Strategie di recruiting e retention, i benefit: se non potete offrire di più, offrite meglio

10 Novembre 2015
Strategie di recruiting e retention, i benefit: se non potete offrire di più, offrite meglio

Strategie di recruitingStipendi stagnanti? Impossibilità di offrire più della concorrenza?

In un periodo come quello che stiamo vivendo, non riuscire ad attrarre talenti o a mantenerli in azienda può rivelarsi un grave danno per la competitività.

Per questo dovremo poter contare, nella nostra “cassetta degli attrezzi” da specialisti dell’HR, su tutte le migliori strategie di recruiting e di retention per ovviare alla mancanza di risorse più classiche.

Ed è proprio quando scarseggiano le risorse che si deve ricorrere alla creatività. Ve lo abbiamo dimostrato con i 6 fringe benefit più particolari che abbiamo trovato.

Ma, cos’è che si aspettano i lavoratori? A dircelo è uno studio dell’SHRM (segui il prossimo link per scoprire cos’è l’SHRM).

Lo stipendio non è adeguato? Il benefit può fare la differenza

Lo studio è stato condotto sulla realtà statunitense, ma è possibile trarre qualche spunto di riflessione valido anche in Italia. L’interessante ricerca mette in luce, in particolar modo, la diffusione e l’efficacia (in termini di soddisfazione del lavoratore e di ritorno dell’investimento) di tre tipologie di benefit:

Benessere – Due terzi dei professionisti HR intervistati hanno dichiarato che la loro organizzazione ha offerto programmi, risorse o servizi nell’ambito wellness ai propri impiegati. Un’iniziativa che sembra aver ottenuto un crescente apprezzamento da parte degli impiegati.

Lavoro flessibile – Il 48% degli intervistati ha dichiarato che la propria organizzazione offre agli impiegati l’opzione del lavoro flessibile, nella metà di queste realtà, gli impiegati che accedono a questa tipologia di lavoro è la maggioranza. Nella cultura aziendale italiana il lavoro flessibile si accompagna sempre al timore di una ridotta produttività. Il report dell’SHRM smentisce questo timore: nel 29% dei casi la produttività dell’azienda è aumentata, nel 70% è rimasta inalterata e solo nel 2% dei casi si è riscontrato un calo.

Previdenza – Il 96% dei professionisti HR ha dichiarato di aver previsto un’assicurazione sanitaria per i propri dipendenti. Ma, negli USA è un obbligo di legge per le imprese con più di 50 dipendenti.

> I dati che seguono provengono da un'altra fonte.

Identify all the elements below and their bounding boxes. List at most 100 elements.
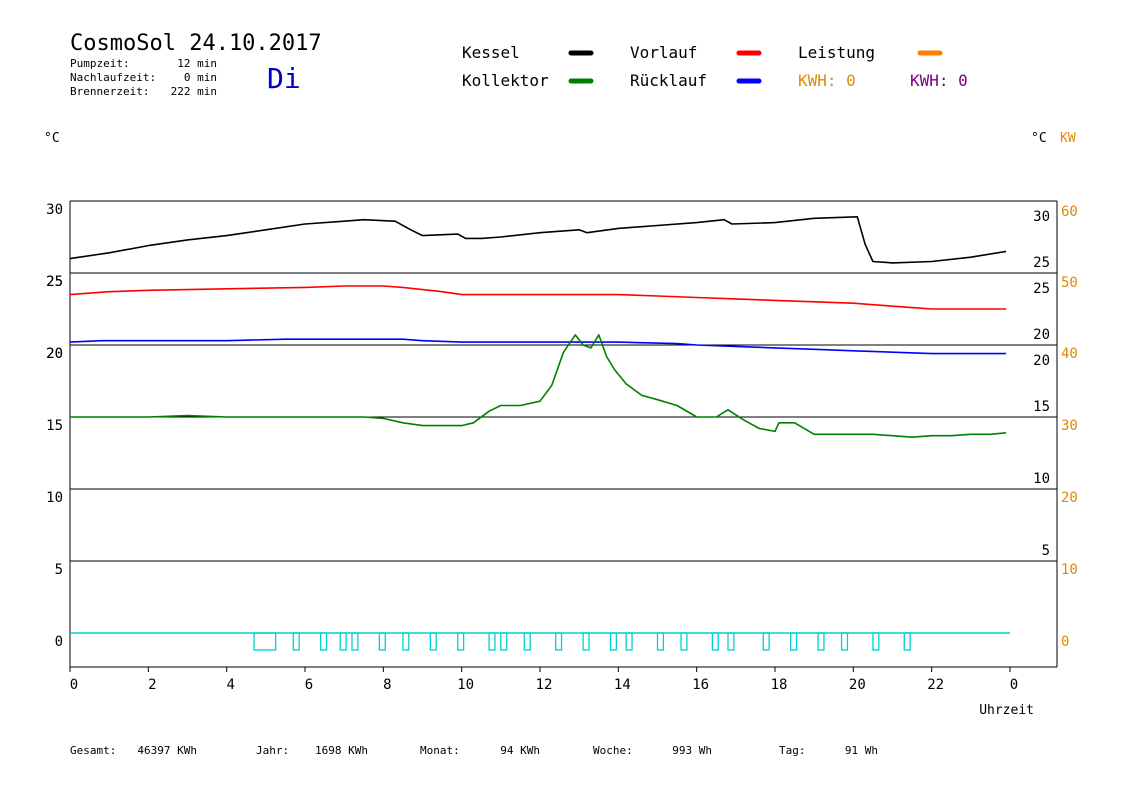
x-tick-label: 0 <box>70 677 78 693</box>
legend-label: Vorlauf <box>630 43 697 62</box>
x-tick-label: 2 <box>148 677 156 693</box>
series-line-kessel <box>69 216 1007 264</box>
x-tick-label: 14 <box>614 677 631 693</box>
left-tick-label: 25 <box>46 274 63 290</box>
right-tick-label: 15 <box>1033 399 1050 415</box>
x-tick-label: 16 <box>692 677 709 693</box>
footer-value: 1698 KWh <box>315 744 368 757</box>
right-tick-label: 5 <box>1042 543 1050 559</box>
pump-pulse <box>351 632 359 651</box>
footer-label: Monat: <box>420 744 460 757</box>
pump-pulse <box>680 632 688 651</box>
right2-tick-label: 60 <box>1061 204 1078 220</box>
pump-pulse <box>727 632 735 651</box>
right-tick-label: 20 <box>1033 327 1050 343</box>
x-tick-label: 6 <box>305 677 313 693</box>
footer-label: Tag: <box>779 744 806 757</box>
chart-title: CosmoSol 24.10.2017 <box>70 31 322 56</box>
right2-tick-label: 20 <box>1061 490 1078 506</box>
x-axis-label: Uhrzeit <box>979 703 1034 718</box>
right-unit2-label: KW <box>1060 131 1076 146</box>
right2-tick-label: 0 <box>1061 634 1069 650</box>
footer-label: Woche: <box>593 744 633 757</box>
footer-value: 46397 KWh <box>137 744 197 757</box>
stat-lines: Pumpzeit: 12 min Nachlaufzeit: 0 min Bre… <box>70 57 217 98</box>
data-series <box>69 216 1007 439</box>
pump-pulse <box>711 632 719 651</box>
pump-pulse <box>555 632 563 651</box>
pump-pulse <box>790 632 798 651</box>
x-tick-label: 4 <box>226 677 234 693</box>
footer-label: Jahr: <box>256 744 289 757</box>
pump-pulse <box>457 632 465 651</box>
x-tick-label: 8 <box>383 677 391 693</box>
x-tick-label: 18 <box>771 677 788 693</box>
pump-pulse <box>840 632 849 651</box>
x-tick-label: 0 <box>1010 677 1018 693</box>
pump-pulse <box>292 632 300 651</box>
pump-pulse <box>817 632 825 651</box>
x-tick-label: 20 <box>849 677 866 693</box>
footer-value: 94 KWh <box>500 744 540 757</box>
weekday-label: Di <box>267 62 301 95</box>
left-tick-label: 20 <box>46 346 63 362</box>
axis-units: °C °C KW <box>44 131 1076 146</box>
pump-pulse <box>378 632 386 651</box>
x-tick-label: 10 <box>457 677 474 693</box>
footer-totals: Gesamt: 46397 KWh Jahr: 1698 KWh Monat: 94 KW… <box>70 744 878 757</box>
stat-value: 222 min <box>171 85 217 98</box>
right-tick-label: 20 <box>1033 353 1050 369</box>
pump-pulse <box>609 632 618 651</box>
pump-pulse <box>903 632 911 651</box>
pump-pulse <box>656 632 665 651</box>
right2-tick-label: 50 <box>1061 275 1078 291</box>
stat-label: Nachlaufzeit: <box>70 71 156 84</box>
legend-label: Leistung <box>798 43 875 62</box>
left-tick-label: 30 <box>46 202 63 218</box>
pump-pulse <box>500 632 508 651</box>
pump-pulse <box>253 632 277 651</box>
pump-pulse <box>762 632 770 651</box>
legend-label: Kollektor <box>462 71 549 90</box>
kwh-readout: KWH: 0 <box>798 71 856 90</box>
right-tick-label: 10 <box>1033 471 1050 487</box>
series-line-rcklauf <box>69 338 1007 355</box>
right-tick-label: 25 <box>1033 255 1050 271</box>
series-line-vorlauf <box>69 285 1007 310</box>
series-line-kollektor <box>70 334 1007 439</box>
left-tick-label: 15 <box>46 418 63 434</box>
footer-label: Gesamt: <box>70 744 116 757</box>
stat-label: Pumpzeit: <box>70 57 130 70</box>
right-tick-label: 25 <box>1033 281 1050 297</box>
right2-tick-label: 10 <box>1061 562 1078 578</box>
right-tick-label: 30 <box>1033 209 1050 225</box>
right2-tick-label: 40 <box>1061 346 1078 362</box>
right2-tick-label: 30 <box>1061 418 1078 434</box>
pump-pulse <box>339 632 347 651</box>
pump-pulses <box>70 632 1010 651</box>
legend-label: Kessel <box>462 43 520 62</box>
plot-frame <box>69 200 1058 668</box>
pump-pulse <box>429 632 437 651</box>
pump-pulse <box>523 632 531 651</box>
x-tick-label: 22 <box>927 677 944 693</box>
pump-pulse <box>872 632 880 651</box>
pump-pulse <box>625 632 633 651</box>
pump-pulse <box>320 632 328 651</box>
footer-value: 91 Wh <box>845 744 878 757</box>
legend-label: Rücklauf <box>630 71 707 90</box>
left-tick-label: 5 <box>55 562 63 578</box>
legend: Kessel Vorlauf Leistung Kollektor Rücklauf KW… <box>462 43 968 90</box>
x-tick-label: 12 <box>536 677 553 693</box>
stat-value: 12 min <box>177 57 217 70</box>
footer-value: 993 Wh <box>672 744 712 757</box>
pump-pulse <box>488 632 496 651</box>
header: CosmoSol 24.10.2017 Pumpzeit: 12 min Nac… <box>70 31 322 98</box>
left-unit-label: °C <box>44 131 60 146</box>
kwh-readout: KWH: 0 <box>910 71 968 90</box>
stat-label: Brennerzeit: <box>70 85 149 98</box>
right-unit-label: °C <box>1031 131 1047 146</box>
stat-value: 0 min <box>184 71 217 84</box>
left-tick-label: 25 <box>46 274 63 290</box>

Tra le azioni che si ritengono più efficaci, in questo ambito, rientrano per il 21% dei professionisti le iniziative che tendono alla creazione di una cultura organizzativa che favorisce la salute e il benessere.

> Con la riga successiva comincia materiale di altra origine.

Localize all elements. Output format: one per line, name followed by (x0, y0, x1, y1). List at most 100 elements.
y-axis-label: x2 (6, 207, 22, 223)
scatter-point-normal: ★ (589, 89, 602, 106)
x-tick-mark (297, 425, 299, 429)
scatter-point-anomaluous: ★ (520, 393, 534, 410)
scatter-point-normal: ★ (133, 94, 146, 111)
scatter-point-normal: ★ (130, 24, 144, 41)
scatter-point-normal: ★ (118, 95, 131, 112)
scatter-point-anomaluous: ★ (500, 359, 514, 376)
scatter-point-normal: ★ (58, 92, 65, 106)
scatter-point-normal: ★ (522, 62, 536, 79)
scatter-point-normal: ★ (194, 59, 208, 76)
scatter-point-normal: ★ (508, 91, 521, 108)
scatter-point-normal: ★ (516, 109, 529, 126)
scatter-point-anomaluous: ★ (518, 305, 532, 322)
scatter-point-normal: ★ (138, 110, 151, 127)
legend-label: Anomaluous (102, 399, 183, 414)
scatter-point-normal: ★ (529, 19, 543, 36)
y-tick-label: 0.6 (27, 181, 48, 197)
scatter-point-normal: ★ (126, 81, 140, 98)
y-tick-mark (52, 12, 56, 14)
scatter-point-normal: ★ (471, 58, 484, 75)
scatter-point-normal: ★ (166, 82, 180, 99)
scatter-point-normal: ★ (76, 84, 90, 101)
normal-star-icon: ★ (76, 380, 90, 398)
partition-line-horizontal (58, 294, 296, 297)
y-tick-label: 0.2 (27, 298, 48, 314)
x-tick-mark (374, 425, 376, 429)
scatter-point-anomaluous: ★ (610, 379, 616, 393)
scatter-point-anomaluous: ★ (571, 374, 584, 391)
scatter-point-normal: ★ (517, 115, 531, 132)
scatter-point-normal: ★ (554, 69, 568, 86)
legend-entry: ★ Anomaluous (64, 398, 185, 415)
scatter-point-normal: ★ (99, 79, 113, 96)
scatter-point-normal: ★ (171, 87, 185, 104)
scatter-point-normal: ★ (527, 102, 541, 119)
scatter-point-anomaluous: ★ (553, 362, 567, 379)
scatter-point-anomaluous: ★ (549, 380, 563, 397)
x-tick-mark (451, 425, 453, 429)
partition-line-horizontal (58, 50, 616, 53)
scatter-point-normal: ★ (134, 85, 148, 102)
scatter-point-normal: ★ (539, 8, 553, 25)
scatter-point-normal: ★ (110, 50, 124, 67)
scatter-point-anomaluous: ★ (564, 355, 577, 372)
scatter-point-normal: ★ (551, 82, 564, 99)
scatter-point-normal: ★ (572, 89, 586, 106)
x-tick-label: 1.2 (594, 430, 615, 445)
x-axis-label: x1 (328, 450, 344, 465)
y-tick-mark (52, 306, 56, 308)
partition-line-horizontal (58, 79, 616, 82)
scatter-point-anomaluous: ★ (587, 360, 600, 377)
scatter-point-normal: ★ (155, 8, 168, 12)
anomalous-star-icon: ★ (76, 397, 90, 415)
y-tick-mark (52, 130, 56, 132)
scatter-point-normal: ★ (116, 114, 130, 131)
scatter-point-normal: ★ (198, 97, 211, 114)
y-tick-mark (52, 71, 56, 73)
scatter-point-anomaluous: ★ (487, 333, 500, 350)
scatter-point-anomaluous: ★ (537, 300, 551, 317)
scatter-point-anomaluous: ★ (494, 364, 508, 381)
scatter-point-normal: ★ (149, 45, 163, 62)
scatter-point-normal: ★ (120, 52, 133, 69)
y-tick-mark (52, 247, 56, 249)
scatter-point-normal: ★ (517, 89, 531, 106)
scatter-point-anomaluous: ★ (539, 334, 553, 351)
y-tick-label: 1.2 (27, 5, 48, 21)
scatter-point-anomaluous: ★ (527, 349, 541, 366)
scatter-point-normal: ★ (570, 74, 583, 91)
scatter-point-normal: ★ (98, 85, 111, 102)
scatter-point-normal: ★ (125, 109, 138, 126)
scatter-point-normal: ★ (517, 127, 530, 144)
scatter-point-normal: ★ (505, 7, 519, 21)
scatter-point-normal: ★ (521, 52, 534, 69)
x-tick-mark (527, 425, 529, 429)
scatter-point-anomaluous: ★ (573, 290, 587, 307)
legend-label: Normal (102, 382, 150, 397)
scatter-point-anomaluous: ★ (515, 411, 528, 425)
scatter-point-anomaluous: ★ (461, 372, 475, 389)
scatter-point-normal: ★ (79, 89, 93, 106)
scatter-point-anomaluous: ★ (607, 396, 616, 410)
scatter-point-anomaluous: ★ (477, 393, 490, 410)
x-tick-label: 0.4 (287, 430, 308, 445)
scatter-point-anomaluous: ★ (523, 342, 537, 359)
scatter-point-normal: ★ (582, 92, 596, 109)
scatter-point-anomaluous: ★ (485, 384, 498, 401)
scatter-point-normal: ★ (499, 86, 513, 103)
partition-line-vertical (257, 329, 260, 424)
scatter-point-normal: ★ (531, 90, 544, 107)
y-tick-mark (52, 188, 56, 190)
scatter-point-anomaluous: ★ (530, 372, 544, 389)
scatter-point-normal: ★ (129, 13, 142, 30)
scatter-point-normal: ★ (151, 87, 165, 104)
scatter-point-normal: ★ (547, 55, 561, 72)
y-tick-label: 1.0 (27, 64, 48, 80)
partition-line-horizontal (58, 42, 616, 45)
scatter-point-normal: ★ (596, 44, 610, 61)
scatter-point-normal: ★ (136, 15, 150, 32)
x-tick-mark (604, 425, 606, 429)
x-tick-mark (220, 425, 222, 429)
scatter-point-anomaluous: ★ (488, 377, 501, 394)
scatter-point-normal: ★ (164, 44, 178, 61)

Il benefit come strategia di retention

Lavoratori qualificati, lavoratori particolarmente efficienti o veri e propri talenti: queste tipologie di dipendenti sono un vero e proprio tesoro sul quale conviene investire. Quanto vengono utilizzati i benefit come strategia di retention dei dipendenti? La risposta viene ancora dalla recente ricerca SHRM:

Il 33% degli intervistati ha dichiarato che la propria organizzazione, negli ultimi 12 mesi, sono state attuate strategie di benefit per trattenere impiegati a ogni livello dell’organizzazione.

Nell’80% dei casi la copertura sanitaria è stata la strategia alla quale si è fatto ricorso. La previdenza pensionistica è stata una leva per il 51% dei casi.

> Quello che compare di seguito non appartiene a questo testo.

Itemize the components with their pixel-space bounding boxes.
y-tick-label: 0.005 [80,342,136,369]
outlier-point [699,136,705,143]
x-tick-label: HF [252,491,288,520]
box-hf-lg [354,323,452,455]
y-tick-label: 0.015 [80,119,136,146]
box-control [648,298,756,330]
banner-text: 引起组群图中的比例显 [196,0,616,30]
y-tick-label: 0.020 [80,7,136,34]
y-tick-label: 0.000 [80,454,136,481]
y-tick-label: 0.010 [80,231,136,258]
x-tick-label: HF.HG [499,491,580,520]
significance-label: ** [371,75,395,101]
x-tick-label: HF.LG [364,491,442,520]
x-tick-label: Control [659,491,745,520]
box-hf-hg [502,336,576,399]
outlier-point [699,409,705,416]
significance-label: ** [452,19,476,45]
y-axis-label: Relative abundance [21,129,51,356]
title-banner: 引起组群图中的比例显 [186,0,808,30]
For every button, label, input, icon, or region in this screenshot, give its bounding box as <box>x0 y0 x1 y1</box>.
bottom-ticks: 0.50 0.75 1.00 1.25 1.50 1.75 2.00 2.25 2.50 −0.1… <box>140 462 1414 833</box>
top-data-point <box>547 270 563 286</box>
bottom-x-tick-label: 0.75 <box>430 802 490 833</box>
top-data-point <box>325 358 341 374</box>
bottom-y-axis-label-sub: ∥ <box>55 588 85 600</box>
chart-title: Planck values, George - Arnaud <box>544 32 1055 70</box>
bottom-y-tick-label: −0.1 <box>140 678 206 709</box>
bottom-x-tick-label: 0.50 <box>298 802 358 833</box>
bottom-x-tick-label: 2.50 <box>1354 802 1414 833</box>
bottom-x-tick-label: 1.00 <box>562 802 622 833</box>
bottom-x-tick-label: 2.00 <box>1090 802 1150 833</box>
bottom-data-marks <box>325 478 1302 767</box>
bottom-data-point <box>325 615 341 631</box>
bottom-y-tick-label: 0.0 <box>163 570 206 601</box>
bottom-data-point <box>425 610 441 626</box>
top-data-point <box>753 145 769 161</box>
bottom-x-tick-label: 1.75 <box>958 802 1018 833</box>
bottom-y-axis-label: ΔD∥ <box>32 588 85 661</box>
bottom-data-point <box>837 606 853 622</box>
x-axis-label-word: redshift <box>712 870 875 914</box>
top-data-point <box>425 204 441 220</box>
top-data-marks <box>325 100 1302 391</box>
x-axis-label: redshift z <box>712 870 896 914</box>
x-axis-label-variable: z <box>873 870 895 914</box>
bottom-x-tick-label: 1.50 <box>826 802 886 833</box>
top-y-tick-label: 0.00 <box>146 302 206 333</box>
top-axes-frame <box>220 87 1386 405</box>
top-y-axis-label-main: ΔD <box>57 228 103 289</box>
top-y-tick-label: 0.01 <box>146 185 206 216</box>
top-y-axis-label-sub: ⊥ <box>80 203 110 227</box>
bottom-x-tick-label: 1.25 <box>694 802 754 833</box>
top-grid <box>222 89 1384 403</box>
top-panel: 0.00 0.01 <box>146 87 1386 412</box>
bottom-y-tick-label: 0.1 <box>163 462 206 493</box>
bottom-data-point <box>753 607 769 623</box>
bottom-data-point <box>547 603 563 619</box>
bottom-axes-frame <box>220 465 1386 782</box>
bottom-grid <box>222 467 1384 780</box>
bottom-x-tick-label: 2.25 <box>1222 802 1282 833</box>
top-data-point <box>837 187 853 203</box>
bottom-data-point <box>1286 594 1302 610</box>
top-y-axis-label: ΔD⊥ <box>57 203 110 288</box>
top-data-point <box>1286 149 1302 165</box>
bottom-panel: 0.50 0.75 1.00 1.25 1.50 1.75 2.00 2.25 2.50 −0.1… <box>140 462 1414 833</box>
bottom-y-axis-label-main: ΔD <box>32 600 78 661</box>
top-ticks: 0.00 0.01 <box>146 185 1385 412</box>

Il benefit come strategia di recruiting

Quando lo stipendio offerto non può competere con la concorrenza, per acquisire una risorsa particolarmente valida (e per attrarre talenti) si può ricorrere al benefit.

Nel 38% dei casi, i professionisti HR hanno dichiarato che la loro organizzazione ha incontrato difficoltà nell’assunzione di personale. Una statistica che ha visto crescere vorticosamente i casi dal 2012 (23%).

I due quinti degli intervistati hanno dichiarato che la loro organizzazione ha utilizzato la leva dei benefit nei programmi di reclutamento delle risorse umane a ogni livello dell’organizzazione. Anche in questo caso, la statistica ha evidenziato un incremento significativo rispetto al 2012 (29%).

Come per la strategia di retention, la tipologia di benefit ai quali si è fatto più ricorso sono quelli che riguardano le coperture mediche (82%). Solo nel 41% dei casi si è puntato sul lavoro flessibile.